According to Grayscale’s latest research report, the current Crypto Assets market is in the middle stage of a new bull market. Historical data shows that Bitcoin’s past price cycles typically last about three years, while this round of rise has only been ongoing for two and a half years since the low in November 2022, indicating that there is still room for continuation in terms of time and amplitude. The on-chain indicator MVRV ratio (Market Value/Realized Value) is currently at 2.6, far below the historical peak level of 4, indicating that the market is not yet overheated. Meanwhile, Bitcoin’s dominance has begun to decline, with funds rotating towards altcoins, which is in line with the typical characteristics of the mid-stage of a bull market.
In May 2025, the assets under management (AUM) of Crypto Assets funds surged to a historic high of $167 billion, with a net inflow of $7.05 billion in a single month, setting the highest record since the end of 2023. Bitcoin ETFs have become a major channel, with over $400 million inflow on June 11, significantly boosting market confidence. These funds exhibit strong stability, effectively reducing market volatility and providing support for prices.

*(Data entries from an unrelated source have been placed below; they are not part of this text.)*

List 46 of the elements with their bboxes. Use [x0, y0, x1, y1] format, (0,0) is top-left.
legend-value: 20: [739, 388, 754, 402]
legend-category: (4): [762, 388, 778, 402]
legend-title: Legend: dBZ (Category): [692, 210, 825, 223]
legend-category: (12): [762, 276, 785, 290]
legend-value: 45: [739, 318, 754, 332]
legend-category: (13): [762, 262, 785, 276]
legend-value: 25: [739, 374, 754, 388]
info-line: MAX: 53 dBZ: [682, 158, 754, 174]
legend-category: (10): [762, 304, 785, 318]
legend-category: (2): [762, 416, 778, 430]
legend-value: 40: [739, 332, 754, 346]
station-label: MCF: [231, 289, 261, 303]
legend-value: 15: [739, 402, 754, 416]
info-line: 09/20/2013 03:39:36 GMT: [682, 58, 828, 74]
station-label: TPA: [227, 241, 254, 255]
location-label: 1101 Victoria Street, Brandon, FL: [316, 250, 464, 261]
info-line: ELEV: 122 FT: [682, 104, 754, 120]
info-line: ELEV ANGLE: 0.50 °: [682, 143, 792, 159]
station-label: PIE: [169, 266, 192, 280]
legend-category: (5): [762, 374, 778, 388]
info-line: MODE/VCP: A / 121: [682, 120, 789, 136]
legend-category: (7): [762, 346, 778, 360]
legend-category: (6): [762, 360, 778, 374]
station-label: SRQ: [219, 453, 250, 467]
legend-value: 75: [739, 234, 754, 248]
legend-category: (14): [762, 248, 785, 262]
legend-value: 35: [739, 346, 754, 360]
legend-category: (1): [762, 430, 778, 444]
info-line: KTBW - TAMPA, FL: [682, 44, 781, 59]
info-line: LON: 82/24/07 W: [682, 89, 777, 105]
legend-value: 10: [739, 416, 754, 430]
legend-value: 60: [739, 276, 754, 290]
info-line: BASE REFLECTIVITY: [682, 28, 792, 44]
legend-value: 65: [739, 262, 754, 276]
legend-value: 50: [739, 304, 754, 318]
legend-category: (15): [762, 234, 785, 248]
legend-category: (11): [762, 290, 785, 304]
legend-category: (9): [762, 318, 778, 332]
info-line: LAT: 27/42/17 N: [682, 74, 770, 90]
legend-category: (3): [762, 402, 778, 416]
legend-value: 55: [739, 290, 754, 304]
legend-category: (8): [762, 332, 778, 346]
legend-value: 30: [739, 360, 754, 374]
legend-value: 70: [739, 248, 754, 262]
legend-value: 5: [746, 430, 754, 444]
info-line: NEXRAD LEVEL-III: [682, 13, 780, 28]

Bitcoin has recently broken through $110,000 again, standing firmly above the 10-day, 21-day, and 50-day Exponential Moving Averages (EMA), forming a typical bullish arrangement. Analysts point out that “high trading volume confirmation and liquidation-driven volatility” indicate that the current rebound structure is healthy, with $100,000 now transformed into a solid support level. Ethereum has also strengthened in sync, with a single-day rise of up to 7.6%, boosting market risk appetite.
The easing of trade tensions between the US and China, along with cooling inflation, significantly enhances the attractiveness of risk assets. On the policy front, the US is expected to introduce stablecoin regulations by the summer of 2025, injecting certainty into long-term development. The Trump administration has revoked the accounting announcement SAB121, which hindered institutional custody of crypto assets, further removing barriers for traditional funds to enter the market.
Asset tokenization has become a new growth engine, with VanEck predicting its valuation will exceed $50 billion by 2025. The integration of decentralized AI and blockchain is accelerating, attracting new capital flows into protocols like Bittensor that build the “AI Internet.” The daily issuance of Meme coins on the Solana chain reaches 60,000 coins, which, despite being speculative, drives a surge in revenue from underlying network fees.
Multiple institutions have raised their target prices for Crypto Assets:
Although the mid-term trend is positive, investors should remain vigilant about short-term fluctuations:
Overall, the Crypto Assets market has a solid Rebound foundation due to improved fundamentals, continuous capital inflows, and ecological innovation. Investors are advised to adopt a dollar-cost averaging strategy to allocate core assets, focusing on new tracks such as the integration of AI and blockchain, RWA, etc., while strictly controlling leverage to cope with short-term fluctuations. The bull market has not ended but is evolving towards a more sustainable direction.